Reality Labs imagines gloves being one of multiple controller methods for future glasses and headsets, alongside more lightweight solutions built on electromyography or EMG — a system that reads nerve signals on your arm and translates them into digital input. Meta acquired EMG wristband company CTRL-Labs in 2019, and the EMG team works separately from the haptic design team, although the two technologies could easily overlap.

“[Doug] Engelbart and Xerox PARC are the only time that fundamentally the way we interact with the digital world has ever changed,” Abrash says — referring to the invention of the mouse and the Alto desktop computer design in the 1970s, something that helped set the course of modern personal computing. “AR glasses are going to require that to happen. You’re not going to walk around with a keyboard and mouse. You’re not going to be taking out your phone to interact with it.” For some tasks, you might want a simple wristband. For others, you’d want fuller tactile sensations.

There are still many barriers to producing consumer-ready haptic gloves, though.

On one hand, the team wants to dramatically increase glove actuator density, going from tens to hundreds or even thousands within a few years. Right now, the gloves can offer a sense of objects’ contours, but not fine distinctions between surfaces — it relies instead on the suggestive power of audio and images. “You could pet a dog, but you wouldn’t feel the texture,” says Reality Labs engineer Katherine Healy. “You need high-density actuation to be able to really get that sensation, and this glove does not do that.” Meta might not be prioritizing something as specific as fur, but it wants to produce more broadly high-quality sensation.
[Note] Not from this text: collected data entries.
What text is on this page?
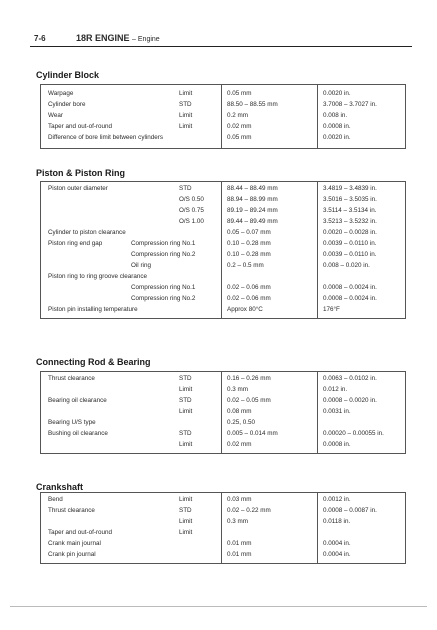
7-6	18R ENGINE – Engine
Cylinder Block
Warpage	Limit	0.05 mm	0.0020 in.
Cylinder bore	STD	88.50 – 88.55 mm	3.7008 – 3.7027 in.
Wear	Limit	0.2 mm	0.008 in.
Taper and out-of-round	Limit	0.02 mm	0.0008 in.
Difference of bore limit between cylinders	0.05 mm	0.0020 in.
Piston & Piston Ring
Piston outer diameter	STD	88.44 – 88.49 mm	3.4819 – 3.4839 in.
O/S 0.50	88.94 – 88.99 mm	3.5016 – 3.5035 in.
O/S 0.75	89.19 – 89.24 mm	3.5114 – 3.5134 in.
O/S 1.00	89.44 – 89.49 mm	3.5213 – 3.5232 in.
Cylinder to piston clearance	0.05 – 0.07 mm	0.0020 – 0.0028 in.
Piston ring end gap	Compression ring No.1	0.10 – 0.28 mm	0.0039 – 0.0110 in.
Compression ring No.2	0.10 – 0.28 mm	0.0039 – 0.0110 in.
Oil ring	0.2 – 0.5 mm	0.008 – 0.020 in.
Piston ring to ring groove clearance
Compression ring No.1	0.02 – 0.06 mm	0.0008 – 0.0024 in.
Compression ring No.2	0.02 – 0.06 mm	0.0008 – 0.0024 in.
Piston pin installing temperature	Approx 80°C	176°F
Connecting Rod & Bearing
Thrust clearance	STD	0.16 – 0.26 mm	0.0063 – 0.0102 in.
Limit	0.3 mm	0.012 in.
Bearing oil clearance	STD	0.02 – 0.05 mm	0.0008 – 0.0020 in.
Limit	0.08 mm	0.0031 in.
Bearing U/S type	0.25, 0.50
Bushing oil clearance	STD	0.005 – 0.014 mm	0.00020 – 0.00055 in.
Limit	0.02 mm	0.0008 in.
Crankshaft
Bend	Limit	0.03 mm	0.0012 in.
Thrust clearance	STD	0.02 – 0.22 mm	0.0008 – 0.0087 in.
Limit	0.3 mm	0.0118 in.
Taper and out-of-round	Limit
Crank main journal	0.01 mm	0.0004 in.
Crank pin journal	0.01 mm	0.0004 in.
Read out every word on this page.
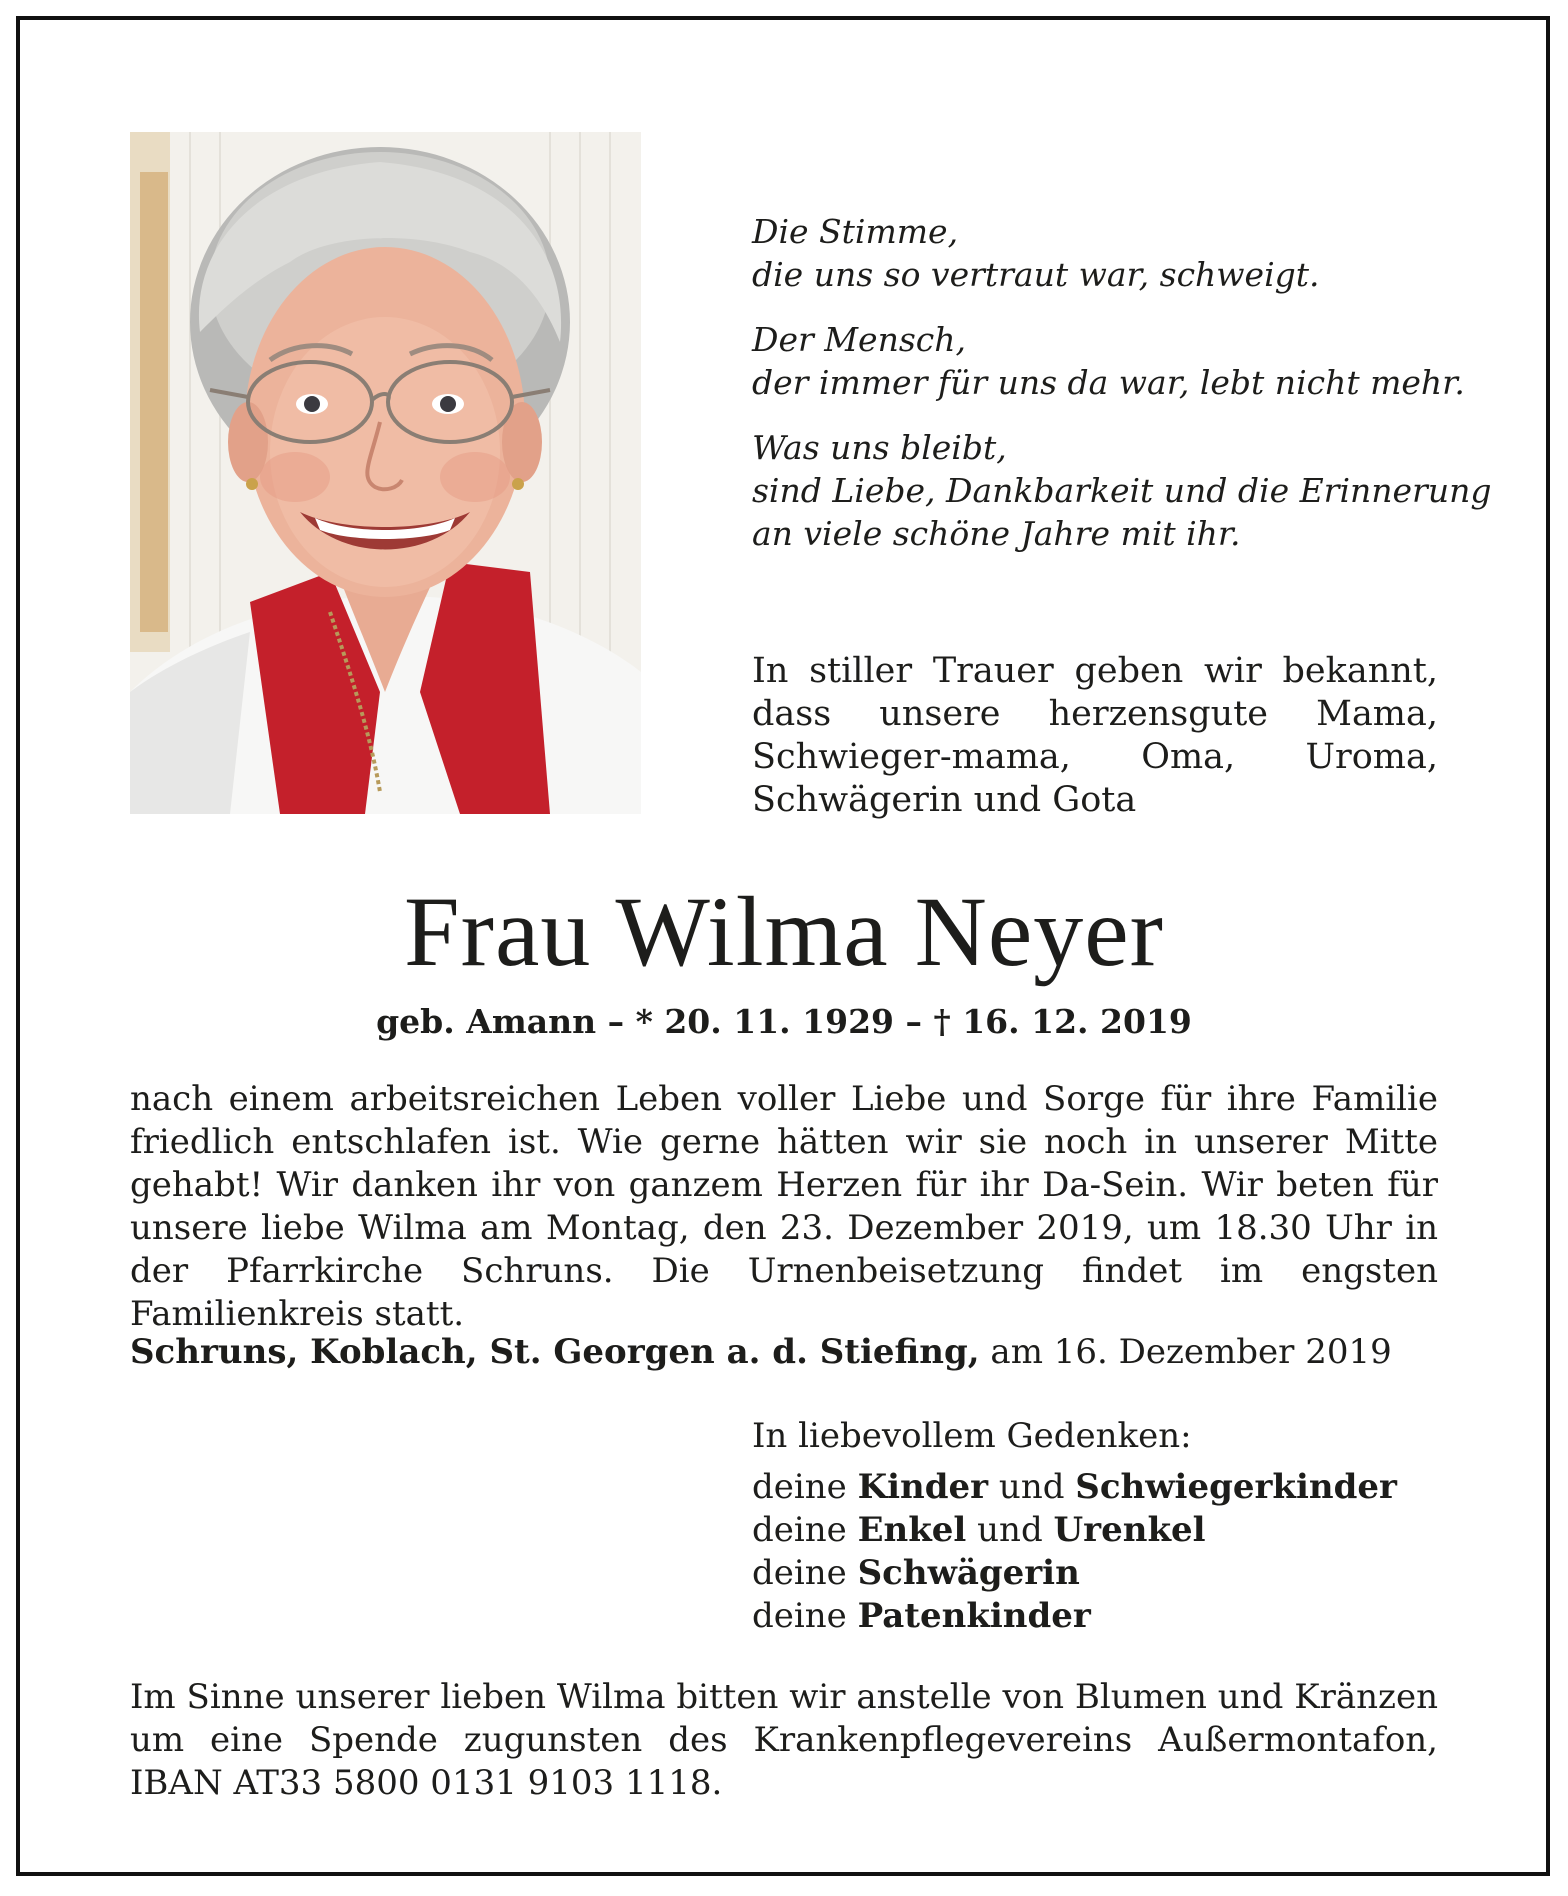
Die Stimme,
die uns so vertraut war, schweigt.
Der Mensch,
der immer für uns da war, lebt nicht mehr.
Was uns bleibt,
sind Liebe, Dankbarkeit und die Erinnerung
an viele schöne Jahre mit ihr.
In stiller Trauer geben wir bekannt, dass unsere herzensgute Mama, Schwieger-mama, Oma, Uroma, Schwägerin und Gota
Frau Wilma Neyer
geb. Amann – * 20. 11. 1929 – † 16. 12. 2019
nach einem arbeitsreichen Leben voller Liebe und Sorge für ihre Familie friedlich entschlafen ist. Wie gerne hätten wir sie noch in unserer Mitte gehabt! Wir danken ihr von ganzem Herzen für ihr Da-Sein. Wir beten für unsere liebe Wilma am Montag, den 23. Dezember 2019, um 18.30 Uhr in der Pfarrkirche Schruns. Die Urnenbeisetzung findet im engsten Familienkreis statt.
Schruns, Koblach, St. Georgen a. d. Stiefing, am 16. Dezember 2019
In liebevollem Gedenken:
deine Kinder und Schwiegerkinder
deine Enkel und Urenkel
deine Schwägerin
deine Patenkinder
Im Sinne unserer lieben Wilma bitten wir anstelle von Blumen und Kränzen um eine Spende zugunsten des Krankenpflegevereins Außermontafon, IBAN AT33 5800 0131 9103 1118.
On the other hand — or more literally, the same hand — the gloves need a dramatic size reduction. Meta’s prototype is svelter than something like a ‘90s Nintendo Power Glove, but that’s not saying much. Healy says the device needs to be light enough that people feel like they can normally interact with the real world as well as the virtual one, and it needs to go fully wireless, rather than relying on a tether like it does now.

To make things even more complicated, haptic gloves need to fit precisely against wearers’ skin. That could require designing differently fitting versions for each buyer, possibly through a process like 3D knitting, which can produce an object of clothing from a custom-sized digital design. Then there are practical questions like how to clean a high-tech glove — right now, it’s carefully wiped down with alcohol. “With garments in general, we expect them to be washable,” says Healy. “We would love to be able to create a glove that could be washed. How? We don’t know yet. But that’s part of our vision.”

If the gloves are commercialized, they’ll face the same privacy and security challenges as other wearables that collect biometric information. Abrash compares using technology like EMG wristbands to typing on a keyboard, something that’s rarely described as a potential threat. But wearable technology can analyze people’s physical motion at a fine level, while even basic typing patterns can predict the onset of diseases like Parkinson’s. Meta will need to establish policies governing how much of that data leaves users’ devices and who else has access to it.

For now, the team is just trying to work out how real is real enough for VR touch. “One of the interesting things about haptic gloves is that obviously we can’t reproduce reality exactly, which is different from audiovisual stuff,” says Abrash. A super-dense screen could be almost distinguishable from a real image, and a sound wave could capture the sensation of hearing somebody speak. But Meta can’t realistically make a glove that will stop your hand from going through a virtual table. Instead, it has to find the point where you’ll suspend disbelief and accept that the table is there, even if it objectively feels more like jello than hard wood. “There’s a new physics where nothing is solid on a large scale.”

And as for the dog? “It seems likely to me that if the haptic gloves work out, you’ll be able to pet a dog, but it will be a virtual dog and it will be a slightly different experience,” says Abrash. “But basically — emotionally, experientially — it will feel as real.”